I passed on the cookies. I’d just enjoyed a high fat lunch with Colonel Sanders down the road and didn’t want to confuse my body chemistry. I was one of those lucky people who, no matter what they shoveled into their mouths, never gained an ounce. I remained lanky, even athletic looking, long after college.

“Your mother is not gonna to be around forever, you know. You oughta get home more often.”

“You are absolutely right, Mother. I’ll make a point of it.”

I wasn’t up for an altercation over this much-aired complaint, so I went along with it. My mother sat up suddenly and set her ice pack aside. “Did you hear about the murder we had right here in Fogerty?”

“Get out of here.” Murder in Fogerty?

“Yep. Remember Jimmy Jacobs who owned that topless joint? Got his throat slit. Didn’t you go to school with him?”

“Sure did. A real loser.”

“Well, he’s a dead loser now. Say, I’ll bet you could use a little drink. I know I sure could.”

“Not a bad idea,” I said, and it wasn’t.

 

I headed downstairs to the bar where I freshened Evelyn’s ice pack and made us both Manhattans, mine with an extra cherry. I was having a hard time wrapping my head around the fact that there had been a murder in Fogerty and then I got lost in the ambience of the basement bar still had A.C. written all over it. Cheap booze, a neat line of Cincinnati Reds bar glasses, novelty ashtrays and a shrunken head that probably belonged in Ripley’s Believe It Or Not.

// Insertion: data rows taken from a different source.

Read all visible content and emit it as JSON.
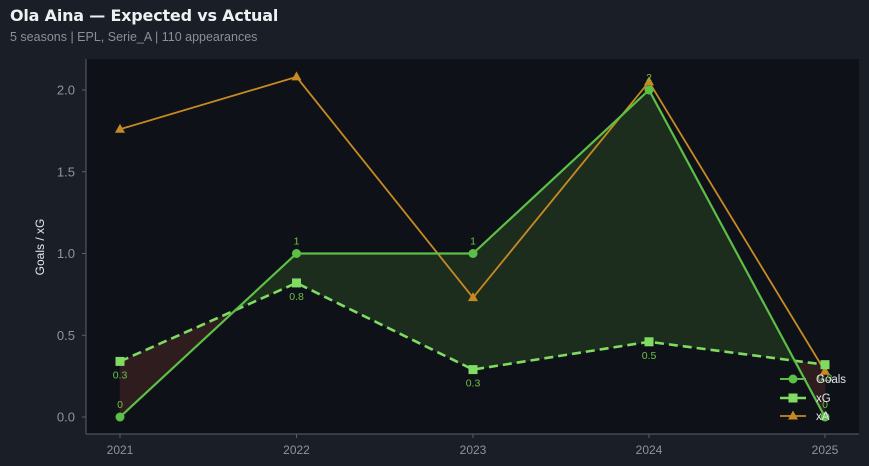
{
  "header": {
    "title": "Ola Aina — Expected vs Actual",
    "subtitle": "5 seasons | EPL, Serie_A | 110 appearances"
  },
  "colors": {
    "background": "#1a1e26",
    "plot_background": "#0e1118",
    "goals": "#5cbf46",
    "xg": "#7fdb62",
    "xa": "#c78a22",
    "overperform_fill": "#1c2d1e",
    "underperform_fill": "#2e1c1e",
    "axis": "#5a606b",
    "tick_text": "#8e949e"
  },
  "chart_data": {
    "type": "line",
    "title": "Ola Aina — Expected vs Actual",
    "subtitle": "5 seasons | EPL, Serie_A | 110 appearances",
    "xlabel": "",
    "ylabel": "Goals / xG",
    "categories": [
      "2021",
      "2022",
      "2023",
      "2024",
      "2025"
    ],
    "yticks": [
      "0.0",
      "0.5",
      "1.0",
      "1.5",
      "2.0"
    ],
    "ylim": [
      -0.1,
      2.18
    ],
    "grid": false,
    "legend_position": "lower right",
    "series": [
      {
        "name": "Goals",
        "values": [
          0,
          1,
          1,
          2,
          0
        ],
        "marker": "circle",
        "style": "solid",
        "labels": [
          "0",
          "1",
          "1",
          "2",
          "0"
        ]
      },
      {
        "name": "xG",
        "values": [
          0.34,
          0.82,
          0.29,
          0.46,
          0.32
        ],
        "marker": "square",
        "style": "dashed",
        "labels": [
          "0.3",
          "0.8",
          "0.3",
          "0.5",
          "0.3"
        ]
      },
      {
        "name": "xA",
        "values": [
          1.76,
          2.08,
          0.73,
          2.05,
          0.28
        ],
        "marker": "triangle",
        "style": "solid"
      }
    ],
    "fill_between": {
      "series": [
        "Goals",
        "xG"
      ],
      "above_color": "#1c2d1e",
      "below_color": "#2e1c1e"
    }
  },
  "legend": {
    "items": [
      {
        "label": "Goals"
      },
      {
        "label": "xG"
      },
      {
        "label": "xA"
      }
    ]
  }
}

My uncle A.C. was my mother’s late second husband who also happened to be my deceased father’s brother. Evelyn claimed that A.C. was the only Claypoole who knew how to have a good time, and she and A.C. had spent their marriage proving it. They’d built Tara II, a huge, pillared monstrosity on a man-made lake so large A.C. had had to call in practically every piece of heavy equipment in town to dig it out. Then, it took water trucks from four counties to fill it. On its completion, A.C. christened Lake Evelyn and tossed my mother off the dock. By all reports, this was a very romantic moment.

Over time, A.C. and my mother had sold off my father’s businesses to support themselves in the style to which they had grown accustomed. They’d been to Disneyworld about a zillion times. They’d vacationed in countries they couldn’t even spell. They made numerous trips to the South Pacific to visit my brother Clint and his wife Sugar where they were serving the Lord as Baptist missionaries.

But fate hadn’t been kind to A.C. One afternoon he was fishing on Lake Evelyn in his new 22-foot aluminum bass boat when a storm blew up out of nowhere. A.C. had never been one to let the weather ruin his day. But this time it definitely did when a big, ugly lightning bolt struck him, and he tumbled dead into the lake.

Sometimes I missed A.C., but not usually.

“To you and you.” I toasted A.C.‘s memory and the shriveled head dangling over the bar. What a terrific couple of guys.